Kaspersky security researchers described the findings in a new advisory published earlier today, adding cyber-criminals used the scam to steal the credentials for various email accounts, including Yahoo!, AOL, Outlook, Office 365 and others.

Read more on Microsoft 365-focussed attacks here: Microsoft 365 Apps Continue to be the Most Exploited Cloud Services

“The employee receives a standard notification about someone sharing a file,” wrote Kaspersky spam analysis expert Roman Dedenok. “This is unlikely to arouse suspicion [...] because it’s a real notification.”

Upon clicking on the link, victims are directed to a genuine SharePoint server hosting a OneNote file that includes another link: this one a malicious one.

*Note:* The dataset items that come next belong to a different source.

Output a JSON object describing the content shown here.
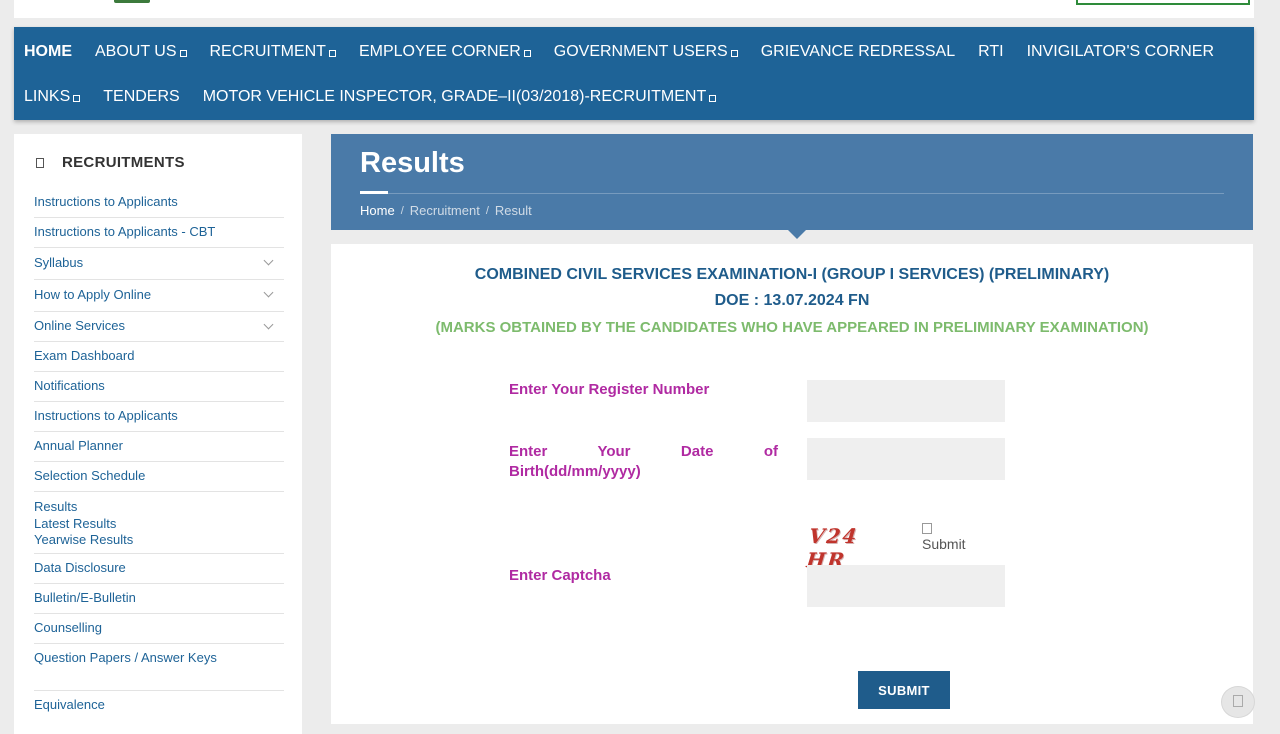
{
  "nav": {
    "row1": [
      {
        "label": "HOME",
        "dropdown": false,
        "active": true
      },
      {
        "label": "ABOUT US",
        "dropdown": true
      },
      {
        "label": "RECRUITMENT",
        "dropdown": true
      },
      {
        "label": "EMPLOYEE CORNER",
        "dropdown": true
      },
      {
        "label": "GOVERNMENT USERS",
        "dropdown": true
      },
      {
        "label": "GRIEVANCE REDRESSAL",
        "dropdown": false
      },
      {
        "label": "RTI",
        "dropdown": false
      },
      {
        "label": "INVIGILATOR'S CORNER",
        "dropdown": false
      }
    ],
    "row2": [
      {
        "label": "LINKS",
        "dropdown": true
      },
      {
        "label": "TENDERS",
        "dropdown": false
      },
      {
        "label": "MOTOR VEHICLE INSPECTOR, GRADE–II(03/2018)-RECRUITMENT",
        "dropdown": true
      }
    ]
  },
  "sidebar": {
    "heading": "RECRUITMENTS",
    "items": [
      {
        "label": "Instructions to Applicants"
      },
      {
        "label": "Instructions to Applicants - CBT"
      },
      {
        "label": "Syllabus",
        "expandable": true
      },
      {
        "label": "How to Apply Online",
        "expandable": true
      },
      {
        "label": "Online Services",
        "expandable": true
      },
      {
        "label": "Exam Dashboard"
      },
      {
        "label": "Notifications"
      },
      {
        "label": "Instructions to Applicants"
      },
      {
        "label": "Annual Planner"
      },
      {
        "label": "Selection Schedule"
      }
    ],
    "results": {
      "label": "Results",
      "sub": [
        "Latest Results",
        "Yearwise Results"
      ]
    },
    "items_after": [
      {
        "label": "Data Disclosure"
      },
      {
        "label": "Bulletin/E-Bulletin"
      },
      {
        "label": "Counselling"
      },
      {
        "label": "Question Papers / Answer Keys"
      }
    ],
    "last": "Equivalence"
  },
  "banner": {
    "title": "Results",
    "breadcrumb": {
      "home": "Home",
      "items": [
        "Recruitment",
        "Result"
      ]
    }
  },
  "exam": {
    "title": "COMBINED CIVIL SERVICES EXAMINATION-I (GROUP I SERVICES) (PRELIMINARY)",
    "date": "DOE : 13.07.2024 FN",
    "note": "(MARKS OBTAINED BY THE CANDIDATES WHO HAVE APPEARED IN PRELIMINARY EXAMINATION)"
  },
  "form": {
    "register_label": "Enter Your Register Number",
    "dob_label_line1": "Enter Your Date of",
    "dob_label_line2": "Birth(dd/mm/yyyy)",
    "captcha_label": "Enter Captcha",
    "captcha_text": "V24 HR",
    "refresh_alt": "Submit",
    "register_value": "",
    "dob_value": "",
    "captcha_value": "",
    "submit_label": "SUBMIT"
  },
  "colors": {
    "nav_bg": "#1e6397",
    "banner_bg": "#4a7aa8",
    "label_color": "#b02aa2",
    "note_color": "#7dbb6d",
    "title_color": "#1f5c8b"
  }
}
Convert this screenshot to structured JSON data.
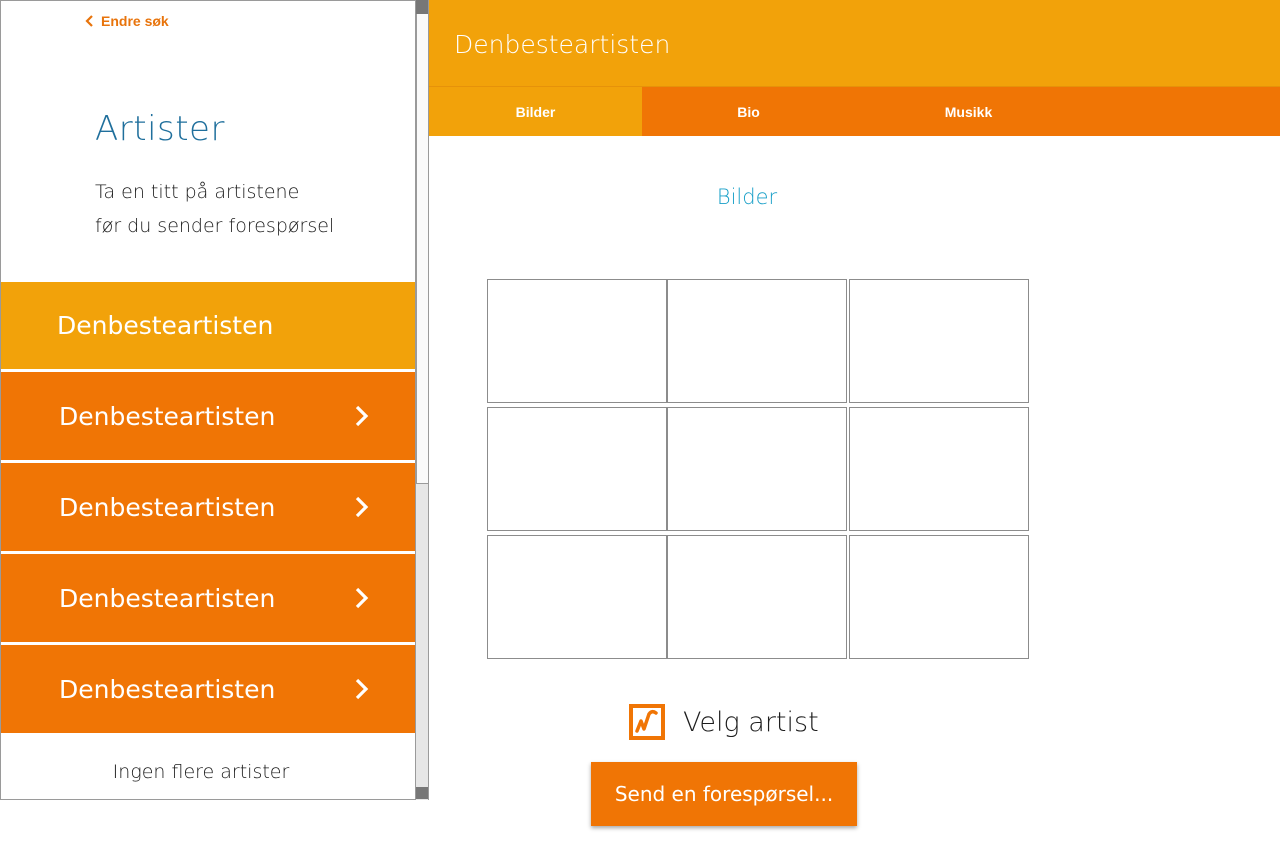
{
  "sidebar": {
    "back_label": "Endre søk",
    "title": "Artister",
    "subtitle_line1": "Ta en titt på artistene",
    "subtitle_line2": "før du sender forespørsel",
    "items": [
      {
        "label": "Denbesteartisten",
        "active": true
      },
      {
        "label": "Denbesteartisten",
        "active": false
      },
      {
        "label": "Denbesteartisten",
        "active": false
      },
      {
        "label": "Denbesteartisten",
        "active": false
      },
      {
        "label": "Denbesteartisten",
        "active": false
      }
    ],
    "footer": "Ingen flere artister"
  },
  "main": {
    "title": "Denbesteartisten",
    "tabs": [
      {
        "label": "Bilder",
        "active": true
      },
      {
        "label": "Bio",
        "active": false
      },
      {
        "label": "Musikk",
        "active": false
      }
    ],
    "section_title": "Bilder",
    "image_count": 9,
    "select_label": "Velg artist",
    "send_button": "Send en forespørsel..."
  },
  "colors": {
    "primary_orange": "#f07505",
    "light_orange": "#f2a20a",
    "title_blue": "#1f6f9c",
    "section_blue": "#1aa0c8"
  }
}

“This link, in turn, opens a standard phishing site that mimics the OneDrive login page, which readily steals credentials for Yahoo!, AOL, Outlook, Office 365 or another email service,” Dedenok wrote.

According to Kaspersky, this is not the first time threat actors have used SharePoint-based phishing. However, the attack methodology is new as it hides the phishing link on a SharePoint server to then distribute it via the platform’s notification feature.

“This is possible because, thanks to Microsoft developers, SharePoint has a feature that allows you to share a file that’s on a corporate SharePoint site with external participants who don’t have direct access to the server,” explained Dedenok.

“All the attackers have to do is gain access to someone’s SharePoint server [...] That done, they upload the file with the link and add a list of emails to share it with. SharePoint itself helpfully notifies the email owners.”

To protect against this phishing campaign, Kaspersky recommends system defenders hold regular security awareness training for employees.

The phishing scam discovered by the company comes weeks after Menlo Security researchers shed light on a threat actor using OneNote to deliver malware.